Il y avait ensuite le prix. Avec une telle somme, je pouvais m’offrir un lit double standard neuf, certes de qualité très basique, et j’avais déjà de la literie pour lit double.
Tout dans cette histoire était louche et je savais que je devais laisser tomber, mais la logique n’avait plus sa place. Je voulais tellement rencontrer cette fille. J’essayais d’oublier qu’elle pouvait peser 135 kilos et/ou être mariée. Je me disais plutôt que, vu son urgence, je pourrais sans doute négocier le prix et obtenir la literie. Après tout, le lit rentrerait dans ma chambre et, si je n’arrivais pas à l’installer assez vite, je pourrais toujours étaler des vêtements par terre pour survivre une nuit de plus.
« Où et quand puis-je le voir ? » Elle m’a donné l’adresse, précisant qu’elle pourrait me le montrer dans une heure environ si je passais. J’ai accepté sans hésiter, en espérant ne pas paraître trop pressée.
« Quel genre de véhicule avez-vous ? » demanda-t-elle. « Avec tous ces tiroirs, le lit est plutôt encombrant. »
« J’ai encore mon camion U-Haul. Ça ne devrait pas poser de problème. »
« Super. D’où venez-vous, si ce n’est pas indiscret ? »
« Dans la région de Boston. Je commence un nouveau travail chez RJS Composites lundi. »
« Vraiment ? J’ai entendu dire que c’était un endroit plutôt avant-gardiste. Que faites-vous dans la vie ? »
« Je suis ingénieur aérospatial », ai-je dit, sans préciser que j’étais débutant et encore complètement novice.

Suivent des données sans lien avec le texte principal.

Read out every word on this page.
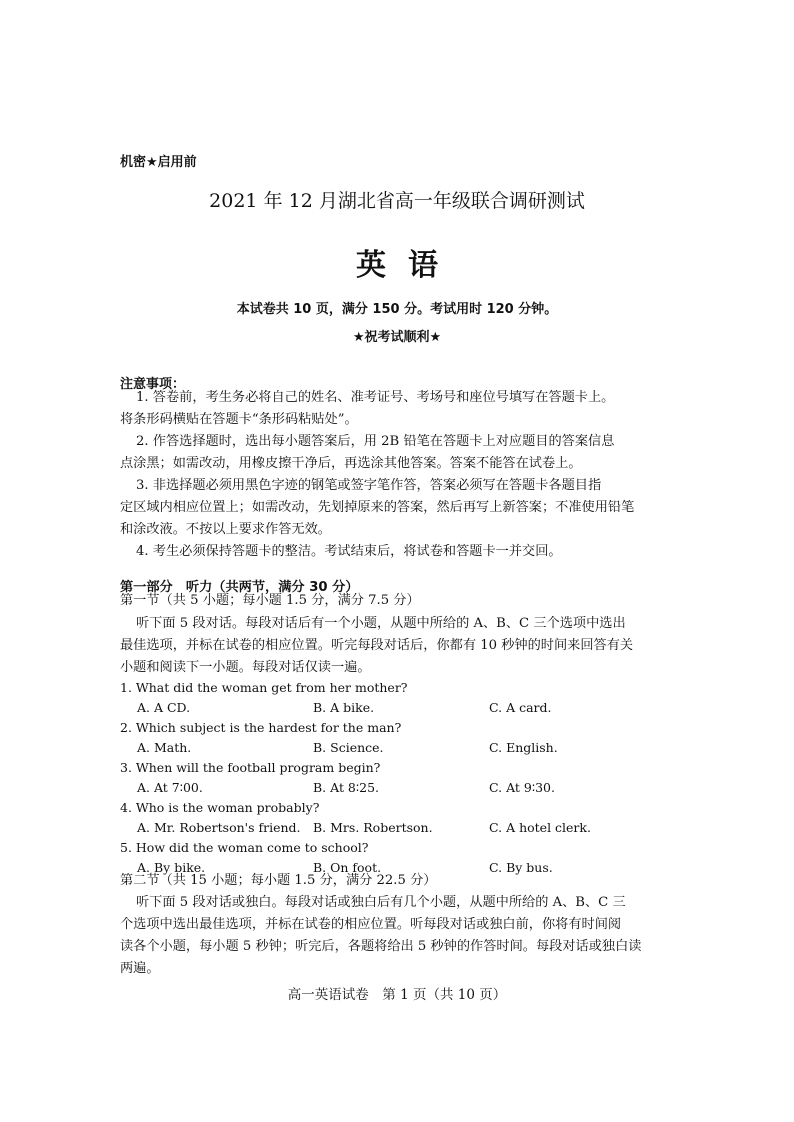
机密★启用前
2021 年 12 月湖北省高一年级联合调研测试
英语
本试卷共 10 页，满分 150 分。考试用时 120 分钟。
★祝考试顺利★
注意事项：
1. 答卷前，考生务必将自己的姓名、准考证号、考场号和座位号填写在答题卡上。
将条形码横贴在答题卡“条形码粘贴处”。
2. 作答选择题时，选出每小题答案后，用 2B 铅笔在答题卡上对应题目的答案信息
点涂黑；如需改动，用橡皮擦干净后，再选涂其他答案。答案不能答在试卷上。
3. 非选择题必须用黑色字迹的钢笔或签字笔作答，答案必须写在答题卡各题目指
定区域内相应位置上；如需改动，先划掉原来的答案，然后再写上新答案；不准使用铅笔
和涂改液。不按以上要求作答无效。
4. 考生必须保持答题卡的整洁。考试结束后，将试卷和答题卡一并交回。
第一部分　听力（共两节，满分 30 分）
第一节（共 5 小题；每小题 1.5 分，满分 7.5 分）
听下面 5 段对话。每段对话后有一个小题，从题中所给的 A、B、C 三个选项中选出
最佳选项，并标在试卷的相应位置。听完每段对话后，你都有 10 秒钟的时间来回答有关
小题和阅读下一小题。每段对话仅读一遍。
1. What did the woman get from her mother?
A. A CD.	B. A bike.	C. A card.
2. Which subject is the hardest for the man?
A. Math.	B. Science.	C. English.
3. When will the football program begin?
A. At 7∶00.	B. At 8∶25.	C. At 9∶30.
4. Who is the woman probably?
A. Mr. Robertson's friend. B. Mrs. Robertson.	C. A hotel clerk.
5. How did the woman come to school?
A. By bike.	B. On foot.	C. By bus.
第二节（共 15 小题；每小题 1.5 分，满分 22.5 分）
听下面 5 段对话或独白。每段对话或独白后有几个小题，从题中所给的 A、B、C 三
个选项中选出最佳选项，并标在试卷的相应位置。听每段对话或独白前，你将有时间阅
读各个小题，每小题 5 秒钟；听完后，各题将给出 5 秒钟的作答时间。每段对话或独白读
两遍。
高一英语试卷　第 1 页（共 10 页）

« Génial », dit-elle, comme si elle le pensait vraiment. « J’ai hâte de vous rencontrer. »
« De même. » J’ai raccroché en souriant.
Ayant une heure à tuer, je suis retourné à mon nouvel appartement pour me rafraîchir un peu. Je m’étais lavé les cheveux au lavabo dans les toilettes d’une aire d’autoroute le matin même, mais je n’avais pas pris de vraie douche ni de rasage depuis des jours. C’était le moment, car comme on dit, on n’a jamais deux fois l’occasion de faire une bonne première impression.
Arrivé à l’adresse qu’elle m’avait donnée, j’ai trouvé un complexe d’appartements cossu d’une demi-douzaine de bâtiments. Je me suis garé sur le parking central et j’ai cherché son appartement. Bien sûr, il était tout au fond. En montant l’escalier extérieur, j’ai remarqué qu’il était étroit et les paliers anormalement étroits. Du travail bâclé de l’architecte, me suis-je dit, et descendre le lit dans la caravane allait être un vrai calvaire. Pas étonnant qu’elle ait du mal à la vendre.
Le grondement lointain du tonnerre attira mon attention sur les nuages sombres qui s’amoncelaient au-dessus des montagnes, annonçant l’arrivée imminente d’un orage en soirée. Ces orages étaient quasi quotidiens le long des contreforts des Rocheuses à la fin de l’été, mais ceux d’aujourd’hui semblaient particulièrement menaçants. La situation empirait de minute en minute.
J’ai frappé, persuadée que j’allais tomber sur une ménagère corpulente, mais quand elle a ouvert la porte, je me suis retrouvée nez à nez avec une grande jeune brune vêtue d’une robe d’été dos nu. Elle avait les yeux sombres, un teint olivâtre impeccable, des cheveux brillants coiffés en arrière avec élégance, et un nez romain particulier, mais étrangement séduisant.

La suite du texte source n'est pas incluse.